Die Talanx ist an die Börse gegangen, um sich weitere Kapitalisierungsmöglichkeiten für künftiges Wachstum zu erschließen. Natürlich erhöht die Börsennotierung auch die Transparenz nach außen und innen. Der Dialog mit den Investoren – also den Eigentümern – ist wertvoll für uns als Vorstand, weil uns die externe Perspektive zusätzliche Erkenntnisse bringt. Und letztendlich: Wenn etwas schiefläuft, muss man Rechenschaft ablegen. Das diszipliniert!

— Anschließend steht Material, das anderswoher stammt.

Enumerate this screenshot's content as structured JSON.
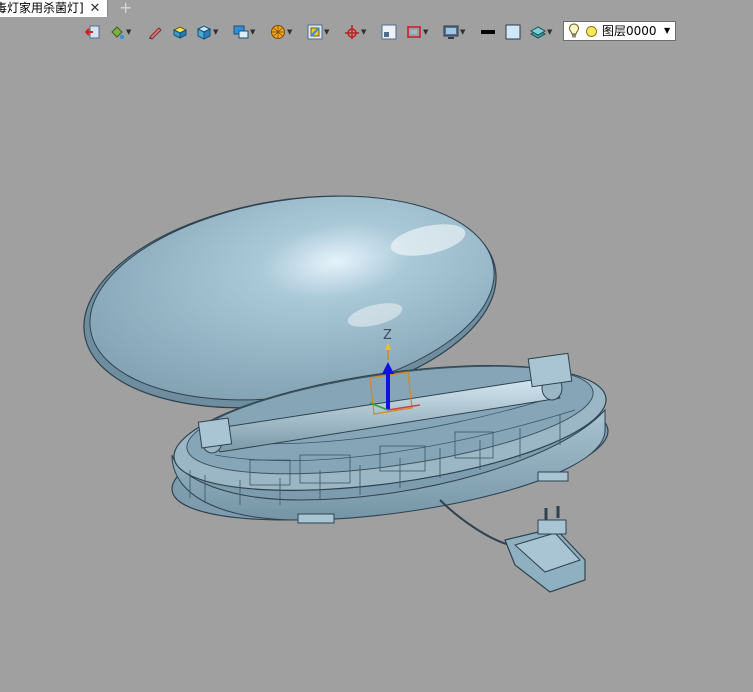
{
  "tab": {
    "title": "毒灯家用杀菌灯]",
    "close_symbol": "✕",
    "new_tab_symbol": "+"
  },
  "toolbar": {
    "buttons": [
      "exit-sketch-icon",
      "paint-bucket-icon",
      "pen-icon",
      "box-material-icon",
      "cube-view-icon",
      "display-mode-icon",
      "render-sphere-icon",
      "section-view-icon",
      "coordinate-axis-icon",
      "grid-icon",
      "dimension-icon",
      "monitor-icon",
      "line-color-swatch",
      "fill-color-swatch",
      "layers-icon"
    ],
    "layer": {
      "name": "图层0000"
    }
  },
  "viewport": {
    "triad_label": "Z",
    "background": "#a0a0a0",
    "model_color": "#8fb0c0"
  }
}
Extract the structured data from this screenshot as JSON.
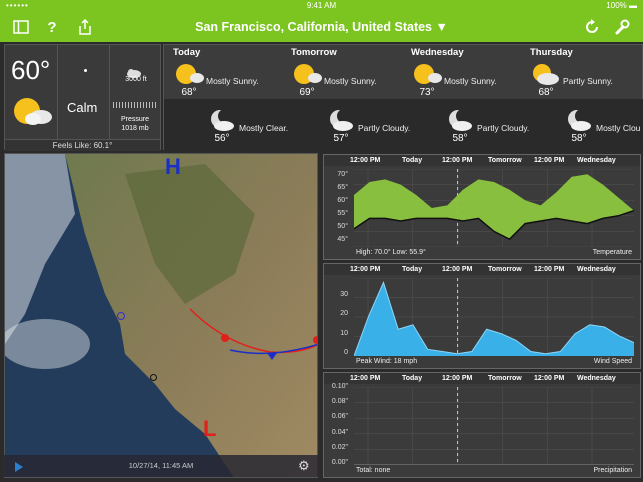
{
  "status_bar": {
    "left": "•••••• ",
    "time": "9:41 AM",
    "battery": "100%"
  },
  "nav": {
    "title": "San Francisco, California, United States ▼",
    "help": "?"
  },
  "current": {
    "temp": "60°",
    "wind": "Calm",
    "cloud_alt": "3000 ft",
    "pressure_label": "Pressure",
    "pressure_value": "1018 mb",
    "feels_like": "Feels Like:  60.1°"
  },
  "forecast": {
    "days": [
      {
        "name": "Today",
        "desc": "Mostly Sunny.",
        "temp": "68°"
      },
      {
        "name": "Tomorrow",
        "desc": "Mostly Sunny.",
        "temp": "69°"
      },
      {
        "name": "Wednesday",
        "desc": "Mostly Sunny.",
        "temp": "73°"
      },
      {
        "name": "Thursday",
        "desc": "Partly Sunny.",
        "temp": "68°"
      }
    ],
    "nights": [
      {
        "desc": "Mostly Clear.",
        "temp": "56°"
      },
      {
        "desc": "Partly Cloudy.",
        "temp": "57°"
      },
      {
        "desc": "Partly Cloudy.",
        "temp": "58°"
      },
      {
        "desc": "Mostly Clou",
        "temp": "58°"
      }
    ]
  },
  "timeline": {
    "labels": [
      "12:00 PM",
      "Today",
      "12:00 PM",
      "Tomorrow",
      "12:00 PM",
      "Wednesday"
    ]
  },
  "temperature_chart": {
    "yticks": [
      "70°",
      "65°",
      "60°",
      "55°",
      "50°",
      "45°"
    ],
    "footer_left": "High: 70.0°     Low: 55.9°",
    "footer_right": "Temperature"
  },
  "wind_chart": {
    "yticks": [
      "30",
      "20",
      "10",
      "0"
    ],
    "footer_left": "Peak Wind: 18 mph",
    "footer_right": "Wind Speed"
  },
  "precip_chart": {
    "yticks": [
      "0.10\"",
      "0.08\"",
      "0.06\"",
      "0.04\"",
      "0.02\"",
      "0.00\""
    ],
    "footer_left": "Total: none",
    "footer_right": "Precipitation"
  },
  "map": {
    "timestamp": "10/27/14, 11:45 AM",
    "high_label": "H",
    "low_label": "L"
  },
  "colors": {
    "accent": "#7cc521",
    "temp_fill": "#8dc63f",
    "wind_fill": "#3ab0e8",
    "front_warm": "#e0201a",
    "front_cold": "#1a2ec8"
  },
  "chart_data": [
    {
      "type": "area",
      "title": "Temperature",
      "series": [
        {
          "name": "High",
          "values": [
            62,
            67,
            68,
            66,
            62,
            57,
            58,
            64,
            68,
            67,
            64,
            60,
            58,
            63,
            69,
            70,
            66,
            61,
            56
          ]
        },
        {
          "name": "Low",
          "values": [
            49,
            53,
            53,
            52,
            53,
            53,
            53,
            52,
            53,
            48,
            45,
            51,
            52,
            53,
            52,
            51,
            53,
            54,
            56
          ]
        }
      ],
      "ylim": [
        45,
        70
      ]
    },
    {
      "type": "area",
      "title": "Wind Speed",
      "series": [
        {
          "name": "Wind",
          "values": [
            0,
            18,
            33,
            12,
            14,
            3,
            2,
            1,
            2,
            12,
            10,
            7,
            2,
            1,
            2,
            10,
            14,
            13,
            9,
            6
          ]
        }
      ],
      "ylim": [
        0,
        35
      ]
    },
    {
      "type": "line",
      "title": "Precipitation",
      "series": [
        {
          "name": "Precipitation",
          "values": [
            0,
            0,
            0,
            0,
            0,
            0,
            0,
            0,
            0,
            0
          ]
        }
      ],
      "ylim": [
        0,
        0.1
      ]
    }
  ]
}
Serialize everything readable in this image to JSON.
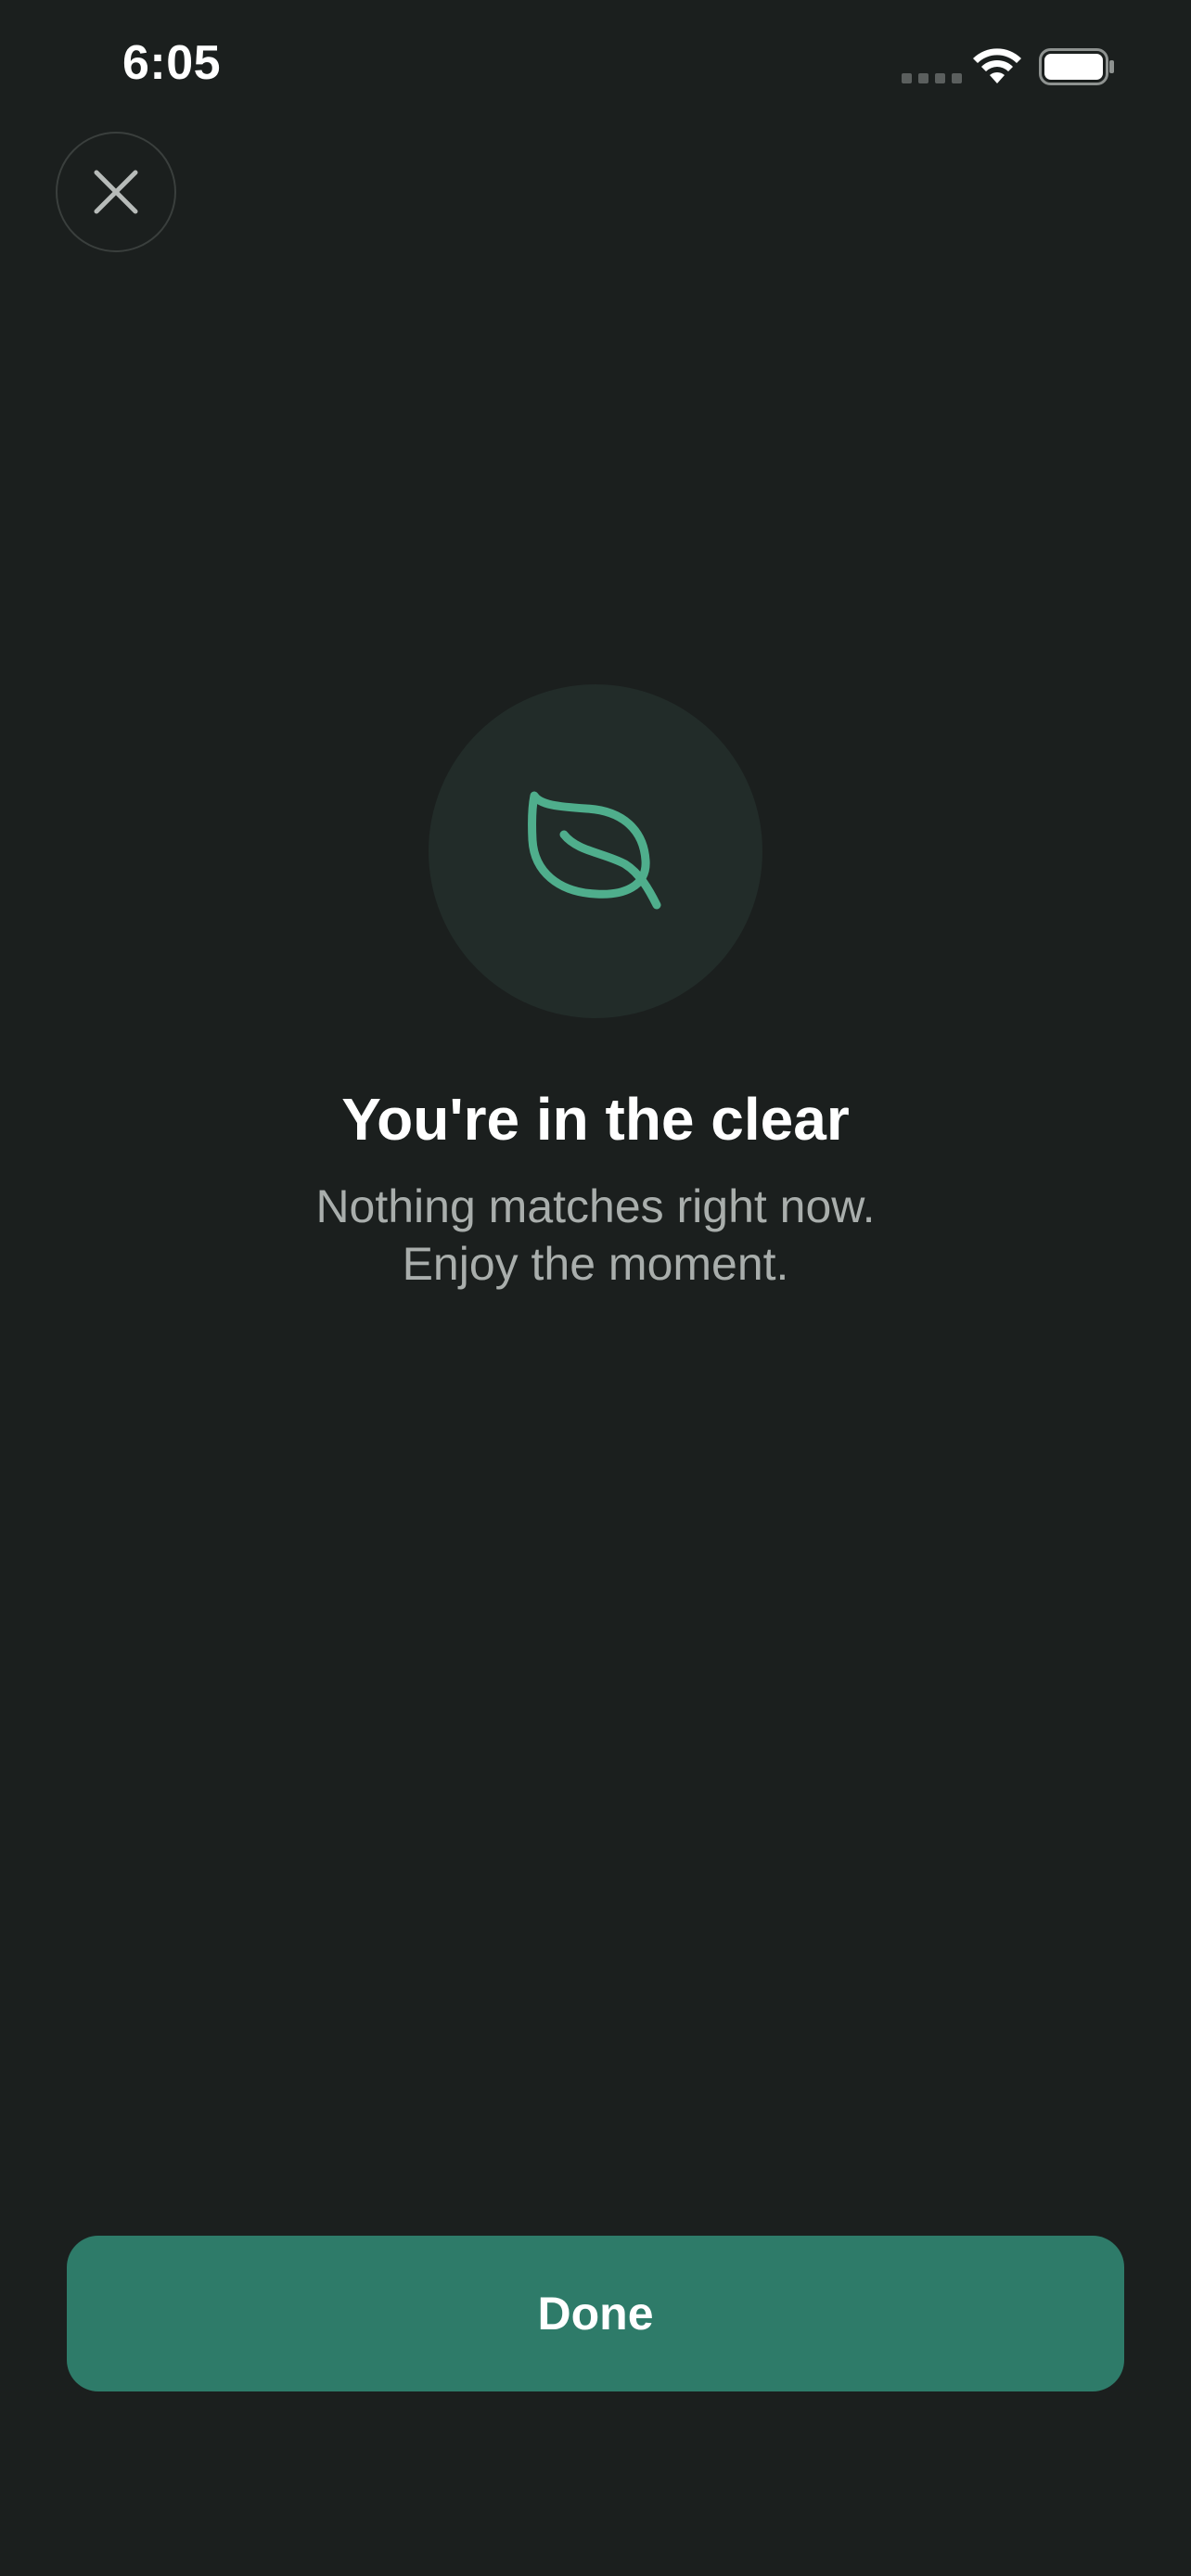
{
  "status_bar": {
    "time": "6:05",
    "signal_icon": "cellular-signal-icon",
    "wifi_icon": "wifi-icon",
    "battery_icon": "battery-icon"
  },
  "header": {
    "close_icon": "close-icon"
  },
  "empty_state": {
    "icon": "leaf-icon",
    "title": "You're in the clear",
    "subtitle_line1": "Nothing matches right now.",
    "subtitle_line2": "Enjoy the moment."
  },
  "footer": {
    "done_label": "Done"
  },
  "colors": {
    "background": "#1b1f1e",
    "accent": "#2e7b69",
    "leaf": "#4fae8c",
    "icon_circle": "#222c29",
    "subtitle": "#a9aeac"
  }
}
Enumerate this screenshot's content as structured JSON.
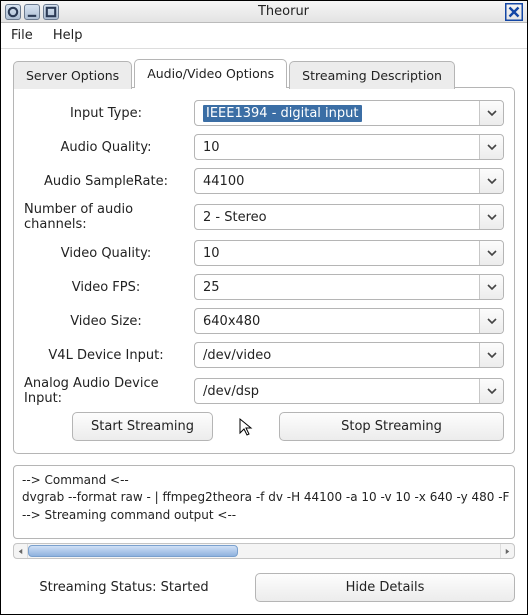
{
  "window": {
    "title": "Theorur"
  },
  "menu": {
    "file": "File",
    "help": "Help"
  },
  "tabs": {
    "server": "Server Options",
    "av": "Audio/Video Options",
    "desc": "Streaming Description"
  },
  "labels": {
    "input_type": "Input Type:",
    "audio_quality": "Audio Quality:",
    "audio_samplerate": "Audio SampleRate:",
    "audio_channels": "Number of audio channels:",
    "video_quality": "Video Quality:",
    "video_fps": "Video FPS:",
    "video_size": "Video Size:",
    "v4l_device": "V4L Device Input:",
    "analog_audio_device": "Analog Audio Device Input:"
  },
  "values": {
    "input_type": "IEEE1394 - digital input",
    "audio_quality": "10",
    "audio_samplerate": "44100",
    "audio_channels": "2 - Stereo",
    "video_quality": "10",
    "video_fps": "25",
    "video_size": "640x480",
    "v4l_device": "/dev/video",
    "analog_audio_device": "/dev/dsp"
  },
  "buttons": {
    "start": "Start Streaming",
    "stop": "Stop Streaming",
    "hide": "Hide Details"
  },
  "log": {
    "l1": "-->    Command    <--",
    "l2": "dvgrab --format raw - | ffmpeg2theora -f dv -H 44100 -a 10 -v 10 -x 640 -y 480 -F",
    "l3": "--> Streaming command output <--"
  },
  "status": {
    "label": "Streaming Status: Started"
  }
}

Jan Wicke (geboren am 12. August 1968) ist seit drei Jahren im Konzernvorstand der Talanx AG und dort für das Deutschlandgeschäft zuständig. Der promovierte Ökonom hat sein gesamtes Berufsleben im Finanzbereich zugebracht. Er startete bei DG Capital Management und wechselte dann zur Versicherungsgesellschaft DBV-Winterthur, wo er zuletzt Finanzvorstand war. 2007 ging Wicke zur Wüstenrot & Württembergischen.
Die Talanx ist nach Prämieneinnahmen die drittgrößte Versicherungsgruppe in Deutschland, nach der Allianz und der Munich Re/Ergo. Zum börsennotierten Konzern gehören der Rückversicherer Hannover Re.